I have a transformer-like model and it gave the same result for any inputs. I’ve figured out that it was a bias from linear layer and that there were zeroes as inputs. I’ve tracked this zeroing to Layer normalization within PositionWiseFF network:
class PositionWiseFeedForward(nn.Module):
def __init__(self, spectral: SpectralWrapper, d_in, d_hid, d_out, dropout=0.1):
super().__init__()
self.layer1 = spectral.wrap(nn.Conv1d(d_in, d_hid, 1))
self.layer2 = spectral.wrap(nn.Conv1d(d_hid, d_out, 1))
self.res_layer = spectral.wrap(nn.Conv1d(d_in, d_out, 1))
self.dropout = nn.Dropout(dropout)
self.layer_norm = nn.LayerNorm(d_out)
def forward(self, x):
x = x.transpose(1, 2)
output = self.layer2(F.relu(self.layer1(x)))

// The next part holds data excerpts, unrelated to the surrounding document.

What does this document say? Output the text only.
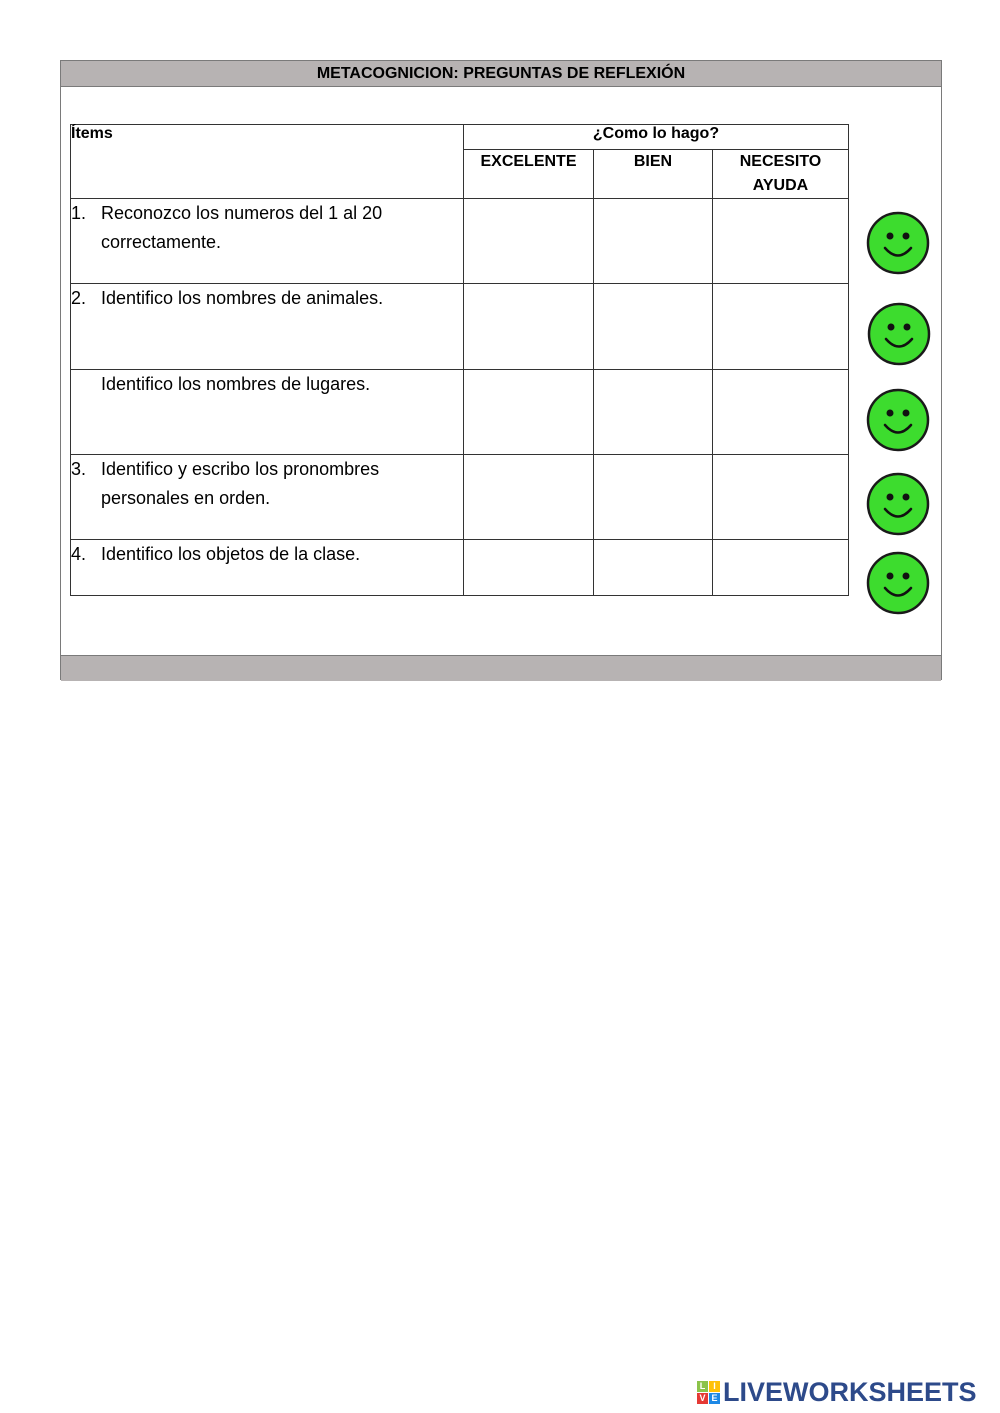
METACOGNICION: PREGUNTAS DE REFLEXIÓN
Ítems	¿Como lo hago?		
	EXCELENTE	BIEN	NECESITO AYUDA

1. Reconozco los numeros del 1 al 20 correctamente.			

2. Identifico los nombres de animales.			

Identifico los nombres de lugares.			

3. Identifico y escribo los pronombres personales en orden.			

4. Identifico los objetos de la clase.			

L I
V E LIVEWORKSHEETS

output = output.transpose(1, 2)
output = self.dropout(output)
residual = self.res_layer(x)
residual = residual.transpose(1, 2)
output = output + residual
output = self.layer_norm(output)
return output
I’ve added some hooks:
activation = {}
def get_activation(name):
def hook(model, input, output):
activation[name] = (input[0].detach(), output.detach())
return hook
from src.models import TransformerEncoder
model = TransformerEncoder((6, 3))
model.enc_block2.ff.layer_norm.register_forward_hook(get_activation('x'))
a = torch.rand(1, 6, 3)
b = model(a)
print("inputs:", activation["x"][0])
print("outputs:", activation["x"][1])
and this gave me this result:
inputs:
tensor([[[ 0.1303883195],
[ 1.3866363764],
[ 0.5093938112],
[-1.3120404482],
[-0.4072887599],
[ 1.0759189129]]])
outputs:
tensor([[[0.],
[0.],
[0.],
[0.],
[0.],
[0.]]])
Also it worth mentioning that it happens only in second encoder block. The first one output real numbers.